Such a patch to mount.c I think should be submitted upstream, it only makes sense.
In the meantime, I'm pretty sure the new competitor to supermount (the name is
slipping my mind at the moment) supports ignoring options that don't apply to the
filesystem it finds, and supermount may also.
Guillaume Cottenceau wrote:
> Buchan Milne <[EMAIL PROTECTED]> writes:
>
>> Unfortunately, double clicking on an rpm on a CD still gives some
>> problem
>
> Because of Windows-only CD that leads to all files being
> executable?
>
> I have a suggestion for that, because I've been dealing with
> fixing a similar problem for a friend of mine.
>
> I've been trying to use "mode=0644" as a mount option for iso9660
> to fix the problem (mode= is "For non-Rock Ridge volumes, give
> all files the indicated mode").
>
> It exhausted one problem though: with dvd drives, we use "auto"

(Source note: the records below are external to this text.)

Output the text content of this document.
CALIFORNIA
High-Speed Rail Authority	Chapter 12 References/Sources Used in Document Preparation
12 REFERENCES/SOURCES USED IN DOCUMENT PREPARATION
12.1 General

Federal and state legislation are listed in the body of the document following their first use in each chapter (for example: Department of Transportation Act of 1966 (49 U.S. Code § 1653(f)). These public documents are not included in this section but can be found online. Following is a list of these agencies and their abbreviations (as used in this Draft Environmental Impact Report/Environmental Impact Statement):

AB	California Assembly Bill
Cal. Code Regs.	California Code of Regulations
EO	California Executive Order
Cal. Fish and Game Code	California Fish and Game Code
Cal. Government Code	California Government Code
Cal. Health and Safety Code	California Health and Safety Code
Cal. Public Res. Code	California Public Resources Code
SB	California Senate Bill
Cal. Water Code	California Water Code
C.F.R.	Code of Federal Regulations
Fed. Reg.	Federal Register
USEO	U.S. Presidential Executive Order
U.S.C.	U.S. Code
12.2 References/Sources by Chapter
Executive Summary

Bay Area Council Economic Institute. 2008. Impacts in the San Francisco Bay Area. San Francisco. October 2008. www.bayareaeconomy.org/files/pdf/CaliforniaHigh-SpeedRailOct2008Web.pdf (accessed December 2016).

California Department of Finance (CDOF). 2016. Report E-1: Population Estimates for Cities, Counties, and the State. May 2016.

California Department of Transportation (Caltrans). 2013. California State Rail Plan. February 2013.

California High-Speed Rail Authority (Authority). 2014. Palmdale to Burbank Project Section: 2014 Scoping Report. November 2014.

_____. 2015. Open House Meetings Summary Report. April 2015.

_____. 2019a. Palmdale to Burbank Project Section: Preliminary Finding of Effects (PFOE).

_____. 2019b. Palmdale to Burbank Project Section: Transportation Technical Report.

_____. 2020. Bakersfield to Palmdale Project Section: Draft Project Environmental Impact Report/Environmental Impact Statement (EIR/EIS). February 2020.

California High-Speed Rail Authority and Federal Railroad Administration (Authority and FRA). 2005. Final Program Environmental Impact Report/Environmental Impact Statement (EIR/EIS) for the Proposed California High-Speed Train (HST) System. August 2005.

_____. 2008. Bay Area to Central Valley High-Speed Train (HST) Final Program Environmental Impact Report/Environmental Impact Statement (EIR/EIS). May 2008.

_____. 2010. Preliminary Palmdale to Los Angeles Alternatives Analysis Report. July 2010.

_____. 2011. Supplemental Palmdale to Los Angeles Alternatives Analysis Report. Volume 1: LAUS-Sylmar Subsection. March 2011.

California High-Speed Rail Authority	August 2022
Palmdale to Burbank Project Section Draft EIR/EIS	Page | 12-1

> as the fs type, in /etc/fstab; my fix worked well when you put
> cd's in your dvd drive, but when you put dvd's the udf filesystem
> will exit with a failure because "mode=" is non supported.
>
> I think the best solution would be to extend fstab syntax so that
> in "auto" fs, we can specify options for only one fs, but I think
> this is somewhat complicated and will introduce incompatibility
> in a basic file such as /etc/fstab. So I've finally fixed my fix
> by extending mount.c capability, adding the ability to silently
> remove some options for some FS's (namely, mode= for udf).
>
> What do people think?
>
> Pixel do you think we can add mode=0644 for cd and dvd drives, in
> the install, with the above mentioned addition in mount.c?